The Third Space is defined as... "a space of regulated confrontation". With this notion the authors argue that students will be effective learners and participants of learning in the following manner (Pg.467-469).

  1. rewrite
  2. contest (x2)
  3. redefine (x2)
  4. separate
  5. different
  6. disruptive (x5)
  7. restructuring
  8. struggle
  9. depart
  10. challenge
  11. reconceptualizing
  12. reform
  13. abandonment
  14. relinquish
  15. rupture
  16. exposed

It seems that the recommendation of creating a Third Space is overly aggressive. Is it really necessary that students are always participating in a "space of regulated confrontation". I feel like this is advocating for unnecessary aggression. Educated debates and socratic seminars are incredible tools for stimulating discussion... but is combative communication really essential in student participation? Isn't it alright to agree sometimes?


Dougyfresh04 said...


You bring up an interesting point that I really did not consider in this reading. I think that within a third space their is still ample room for consensus or agreement with in that space. I feel what these authors are advocating is a struggle against the norm of schooling or other institutions and subjects discussed in class. they are trying to make an effort to create this discussive space to tackle all aspects of an issue, within that space agreement can still occur.

Jason Lustig said...

I love what you did! I think you're right, look at critical literacy too, its built around the idea that everything is unjust and we should triumph over oppression. Now that may be true for some people in some instances, but I don't think an entire educational system should be built around confrontation.
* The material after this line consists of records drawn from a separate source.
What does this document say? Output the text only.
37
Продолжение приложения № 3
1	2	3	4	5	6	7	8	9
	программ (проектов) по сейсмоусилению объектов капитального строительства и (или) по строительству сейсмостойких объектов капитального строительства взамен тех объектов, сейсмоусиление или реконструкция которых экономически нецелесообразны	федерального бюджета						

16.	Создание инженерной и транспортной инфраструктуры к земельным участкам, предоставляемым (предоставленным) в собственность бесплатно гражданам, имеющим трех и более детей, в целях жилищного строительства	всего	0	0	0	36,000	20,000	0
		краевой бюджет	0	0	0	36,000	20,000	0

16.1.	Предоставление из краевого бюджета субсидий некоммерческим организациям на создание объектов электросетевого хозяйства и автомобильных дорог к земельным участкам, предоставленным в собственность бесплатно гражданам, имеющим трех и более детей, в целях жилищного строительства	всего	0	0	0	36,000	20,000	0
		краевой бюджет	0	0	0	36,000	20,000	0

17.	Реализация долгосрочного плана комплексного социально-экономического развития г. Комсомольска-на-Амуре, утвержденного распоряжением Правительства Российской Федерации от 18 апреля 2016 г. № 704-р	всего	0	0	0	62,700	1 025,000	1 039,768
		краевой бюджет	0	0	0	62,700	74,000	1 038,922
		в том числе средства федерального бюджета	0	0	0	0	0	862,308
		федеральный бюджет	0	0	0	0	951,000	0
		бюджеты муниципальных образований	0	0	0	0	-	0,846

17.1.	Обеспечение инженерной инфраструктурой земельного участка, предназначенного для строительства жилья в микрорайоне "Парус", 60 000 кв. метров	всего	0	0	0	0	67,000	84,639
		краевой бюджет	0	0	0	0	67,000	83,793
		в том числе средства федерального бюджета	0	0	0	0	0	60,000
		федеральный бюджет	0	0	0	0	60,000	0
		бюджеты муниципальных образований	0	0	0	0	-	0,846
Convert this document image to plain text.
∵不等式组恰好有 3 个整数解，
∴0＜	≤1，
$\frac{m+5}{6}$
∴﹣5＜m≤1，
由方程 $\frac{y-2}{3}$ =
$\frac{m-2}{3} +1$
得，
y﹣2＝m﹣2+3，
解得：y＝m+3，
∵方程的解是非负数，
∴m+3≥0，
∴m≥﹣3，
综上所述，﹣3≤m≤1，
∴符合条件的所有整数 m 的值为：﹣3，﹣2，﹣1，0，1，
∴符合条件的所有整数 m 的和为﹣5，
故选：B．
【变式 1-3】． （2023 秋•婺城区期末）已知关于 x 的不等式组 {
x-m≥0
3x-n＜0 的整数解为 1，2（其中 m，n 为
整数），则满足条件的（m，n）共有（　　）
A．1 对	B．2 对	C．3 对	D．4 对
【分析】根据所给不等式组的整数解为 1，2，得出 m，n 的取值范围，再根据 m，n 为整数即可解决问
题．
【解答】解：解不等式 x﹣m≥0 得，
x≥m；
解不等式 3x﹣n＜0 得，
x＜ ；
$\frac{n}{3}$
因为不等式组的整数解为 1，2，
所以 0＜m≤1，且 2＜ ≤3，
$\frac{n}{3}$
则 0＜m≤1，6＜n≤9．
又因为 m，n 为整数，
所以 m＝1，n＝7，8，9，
However, I think third space CAN be a space where there is a union of ideas, approaches, concepts and understandings that allow for both the students and teachers to grow. And I think critical literacy CAN help us add an extra dimension of understanding to text we are reading and add a personal stake to what is being learned, but it CAN go too far.

Heather said...

Excellent point, Kelly. Much like medical language (fight disease, battle cancer, etc.) it is all too easy to focus on aggressive context or "war language."

My first impression of third space (at least what I wanted it to be) was one of safety and sharing. Yet, something did not hit me right about it. I think you managed to articulate it.

Though I am certainly not the type to "think positive" to the point of pathology, it is important that discourse also be a creative (as in "create"), generative space. Some type of congress is always critical. Otherwise, how is it any different from a bitch session?